Written by Jan Hasala

Category: Notables

A picture of Cosmas of Prague with text "Cosmas decanus"

Cosmas of Prague

Cosmas of Prague is deemed to be the first Czech historian known for his Czech chronicle “Chronica Boemorum” (Chronicle of the Bohemians). Not much is known about Cosmas of Prague, as the majority of the information about him comes from his works. He was born in Prague and it is estimated he was born in 1045 and lived to be 79-80 years, dying in 1125. This estimate comes from the fact that he referred to himself as “octogenario” in 1125 (or octogenarian in English), meaning he was in his 80s.
Not only was he an historian, but was also a dean at the Metropolitan Chapter at St. Vitus in Prague, as well as a priest, as most if not all educated people were in the church at that time. Being born into a wealthy parson family, he had no trouble achieving high education, studying both in Czechia and abroad.

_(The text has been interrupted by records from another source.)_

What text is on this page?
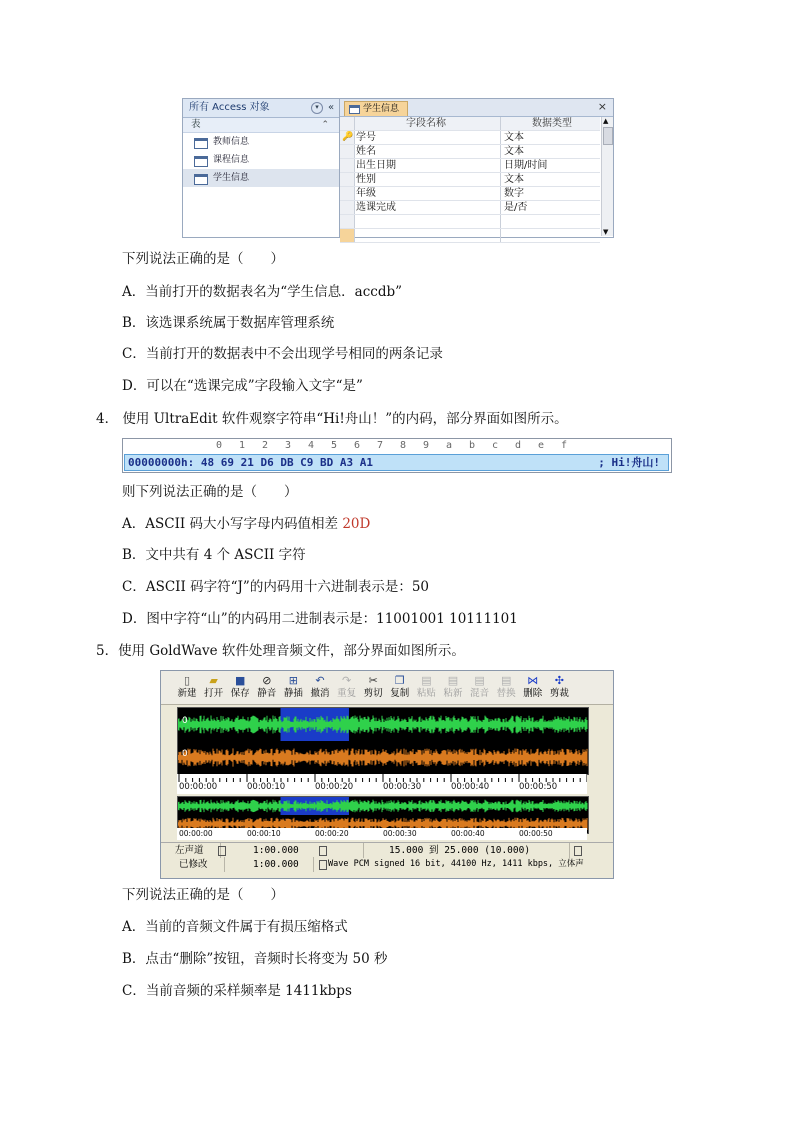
所有 Access 对象	▾ «
表	⌃
教师信息
课程信息
学生信息
学生信息	×
字段名称	数据类型
🔑 学号	文本
姓名	文本
出生日期	日期/时间
性别	文本
年级	数字
选课完成	是/否
▲
▼
下列说法正确的是（　　）
A．当前打开的数据表名为“学生信息．accdb”
B．该选课系统属于数据库管理系统
C．当前打开的数据表中不会出现学号相同的两条记录
D．可以在“选课完成”字段输入文字“是”
4． 使用 UltraEdit 软件观察字符串“Hi!舟山！”的内码，部分界面如图所示。
0 1 2 3 4 5 6 7 8 9 a b c d e f
00000000h: 48 69 21 D6 DB C9 BD A3 A1	; Hi!舟山!
则下列说法正确的是（　　）
A．ASCII 码大小写字母内码值相差 20D
B．文中共有 4 个 ASCII 字符
C．ASCII 码字符“J”的内码用十六进制表示是：50
D．图中字符“山”的内码用二进制表示是：11001001 10111101
5．使用 GoldWave 软件处理音频文件，部分界面如图所示。
▯
新建
▰
打开
■
保存
⊘
静音
⊞
静插
↶
撤消
↷
重复
✂
剪切
❐
复制
▤
粘贴
▤
粘新
▤
混音
▤
替换
⋈
删除
✣
剪裁
0
0
00:00:00	00:00:10	00:00:20	00:00:30	00:00:40	00:00:50
00:00:00	00:00:10	00:00:20	00:00:30	00:00:40	00:00:50
左声道	1:00.000	15.000 到 25.000 (10.000)
已修改	1:00.000	Wave PCM signed 16 bit, 44100 Hz, 1411 kbps, 立体声
下列说法正确的是（　　）
A．当前的音频文件属于有损压缩格式
B．点击“删除”按钮，音频时长将变为 50 秒
C．当前音频的采样频率是 1411kbps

His work, despite being highly influential and important for understanding Czech history, is not in its entirety an objective and completely reliable one, due to the injection of Cosmas’ thoughts and ideology. The Chronicle of the Bohemians is split into three books. The first one focuses on myths and legends, taking away their reliability. Among the legends is a description of the origin of Czech people during the creation of the Tower of Babylon as well as their rightful claim to their lands. The second book talks about reliable facts which Cosmas has collected and the third one consists of Cosmas’ recollections. The third book was not finished, as Cosmas passed away before he was able to complete it.

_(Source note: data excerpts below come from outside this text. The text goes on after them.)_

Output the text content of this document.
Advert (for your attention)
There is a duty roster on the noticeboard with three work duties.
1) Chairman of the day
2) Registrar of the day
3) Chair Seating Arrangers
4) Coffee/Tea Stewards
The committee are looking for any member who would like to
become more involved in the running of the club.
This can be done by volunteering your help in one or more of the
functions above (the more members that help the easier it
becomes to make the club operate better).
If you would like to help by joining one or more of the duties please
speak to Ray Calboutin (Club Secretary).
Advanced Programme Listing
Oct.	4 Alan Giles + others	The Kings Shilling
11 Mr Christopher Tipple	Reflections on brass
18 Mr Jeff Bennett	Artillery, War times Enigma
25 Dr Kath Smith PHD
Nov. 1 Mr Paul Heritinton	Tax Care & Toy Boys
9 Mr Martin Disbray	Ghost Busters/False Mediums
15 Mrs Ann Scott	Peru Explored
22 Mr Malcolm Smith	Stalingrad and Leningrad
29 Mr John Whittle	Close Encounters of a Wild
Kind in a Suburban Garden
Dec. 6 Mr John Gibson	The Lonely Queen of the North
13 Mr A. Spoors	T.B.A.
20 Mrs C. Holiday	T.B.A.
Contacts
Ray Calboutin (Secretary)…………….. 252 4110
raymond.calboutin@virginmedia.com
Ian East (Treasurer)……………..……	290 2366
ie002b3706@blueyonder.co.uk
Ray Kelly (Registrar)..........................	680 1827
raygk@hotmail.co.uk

Throughout his work, Cosmas gives his input on events he writes about, forming a picture of his time’s attitude. Especially notable are for example the negative feelings towards the Germans and the Polish, as they were seen as usurpers of the Czech land. The Chronicle of the Bohemians was originally written in English.

Even though priests were forbidden to marry, in those days it was nevertheless tolerated for a priest to have a family. Cosmas of Prague was no exception, he was secretly married to a woman named Bozetecha and together they had a son named Jindrich (Henry).